Homework # 7

5.22
a) First find the total heat rejected which equals 145 + 8 = 153 GJ/h. The power output = QH - QL = 280 - 153 = 127 GJ/hr = 35.3 MW b) The thermal efficiency = W/QH = 127 GJ/hr/280 GJ/hr = .454

5.58
Find the COP = QL/W = 8000 kJ/hr/1 kW = 2.22 Watch units. Then QH = QL + W = (8000 kJ/hr) + (1 kW*3600kJ/hr) = 11,6000 kJ/h

5.63
The heat pump needs to cover for the 60,000 minus the 4000 already provided so it needs to provide a QH of 56,000 kJ/hr.

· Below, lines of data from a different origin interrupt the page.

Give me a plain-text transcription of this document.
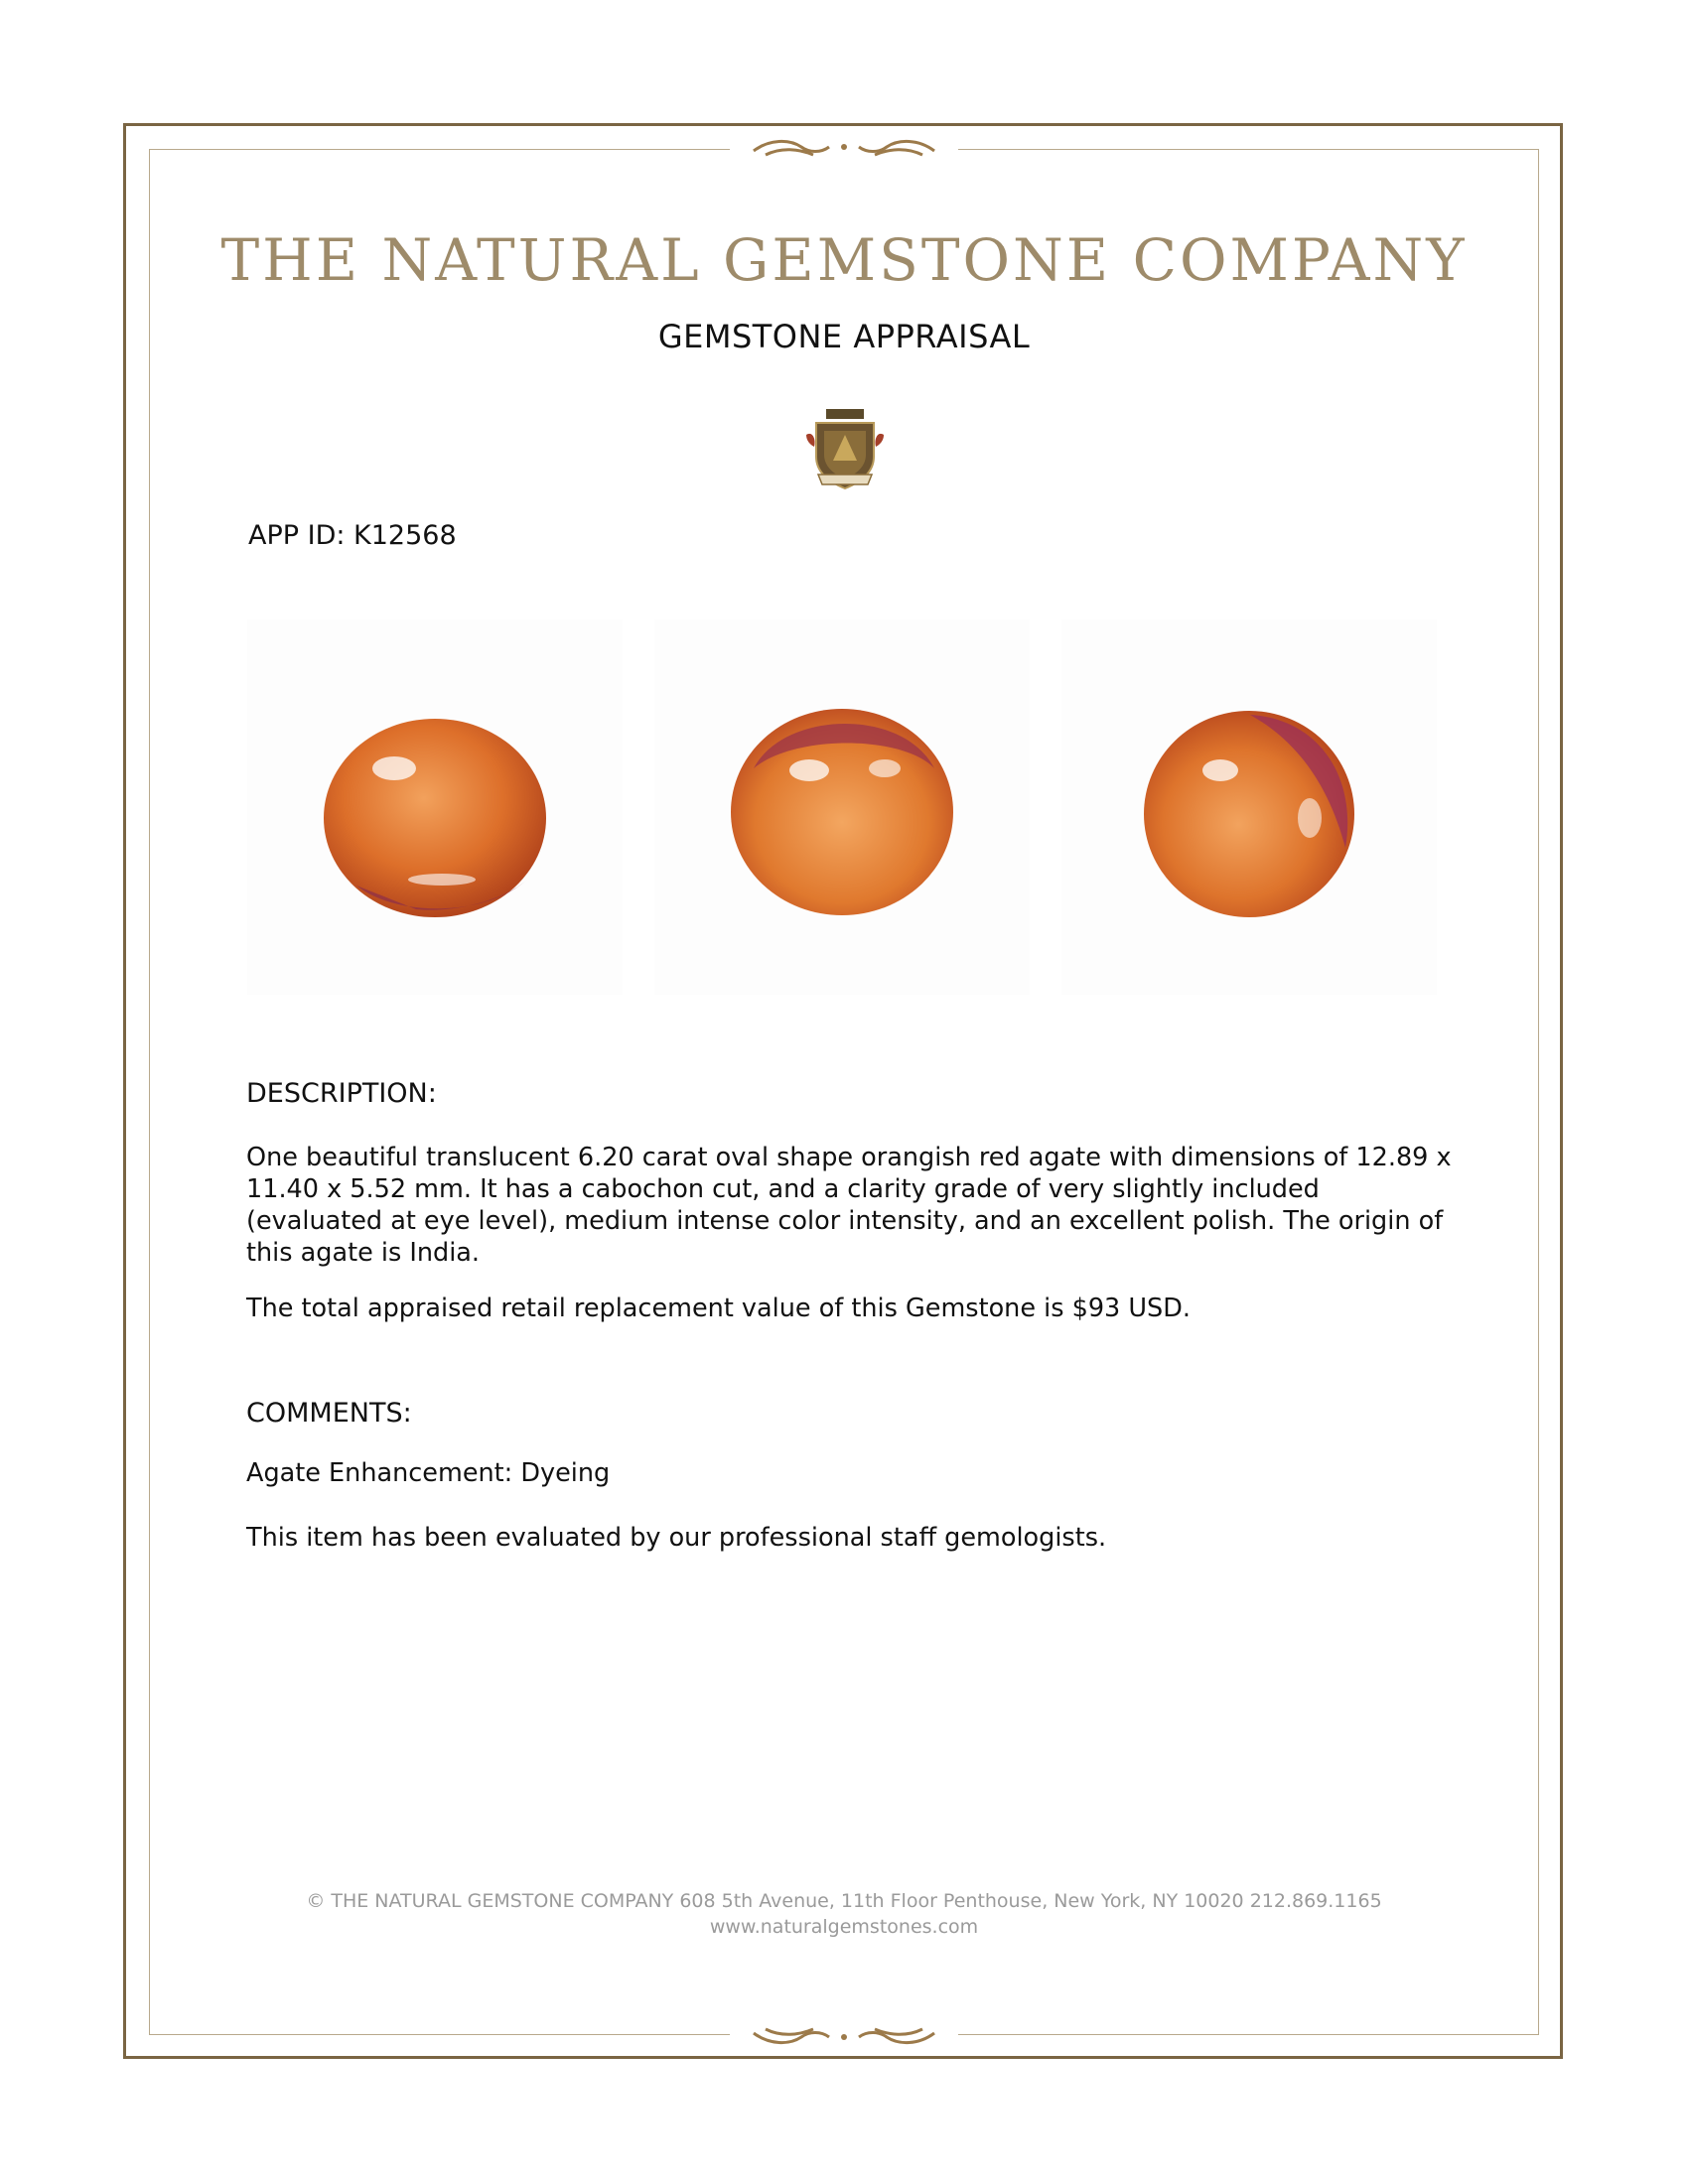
THE NATURAL GEMSTONE COMPANY
GEMSTONE APPRAISAL
APP ID: K12568
DESCRIPTION:
One beautiful translucent 6.20 carat oval shape orangish red agate with dimensions of 12.89 x 11.40 x 5.52 mm. It has a cabochon cut, and a clarity grade of very slightly included (evaluated at eye level), medium intense color intensity, and an excellent polish. The origin of this agate is India.
The total appraised retail replacement value of this Gemstone is $93 USD.
COMMENTS:
Agate Enhancement: Dyeing
This item has been evaluated by our professional staff gemologists.
© THE NATURAL GEMSTONE COMPANY 608 5th Avenue, 11th Floor Penthouse, New York, NY 10020 212.869.1165
www.naturalgemstones.com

Then W = QH/COP = 56000 kJ/h/2.5 6.22 kW.

5.85
The highest efficiency a heat engine can have is 1 - (TL/TH) = 1 - 298/823 = .638 which is a Carnot heat engine. So the maximum power is W = h*QH = 0.638*12000 kJ/min = 756.6 kJ/min = 12.8 kW.

5.101
The highest COP a refrigerator can have is 1/(TH/TL)-1 = 1/(295/268)-1 = 9.9. The inventor's refrigerator is lower so it is possible.

5.110
a) The highest thermal efficiency (Carnot) is 1 - (TH/TL) = 1 - 300/1173 = 0.744. So the maximum power = h*QH = .744*800 kJ/min = 595.2 kJ/min which is also the power input to the refrigerator. The rate of heat removal for the refrigerator is a maximum if a Carnot refrigerator is used so the COP = 1/((TH/TL) - 1) = 8.37. So the rate of heat removal becomes (COP)(W) = 8.7*595.2 kJ/min = 4982 kJ/min
b) To find total rate of heat rejection you add the QL from the heat egnine and the QH from the refrigerator. QL = QH - W = 800 - 595.2 = 204.8 kJ/min. QH = QL + W = 4982 + 595.2 = 5577.2 kJ/min so the total = 5782 kJ/min.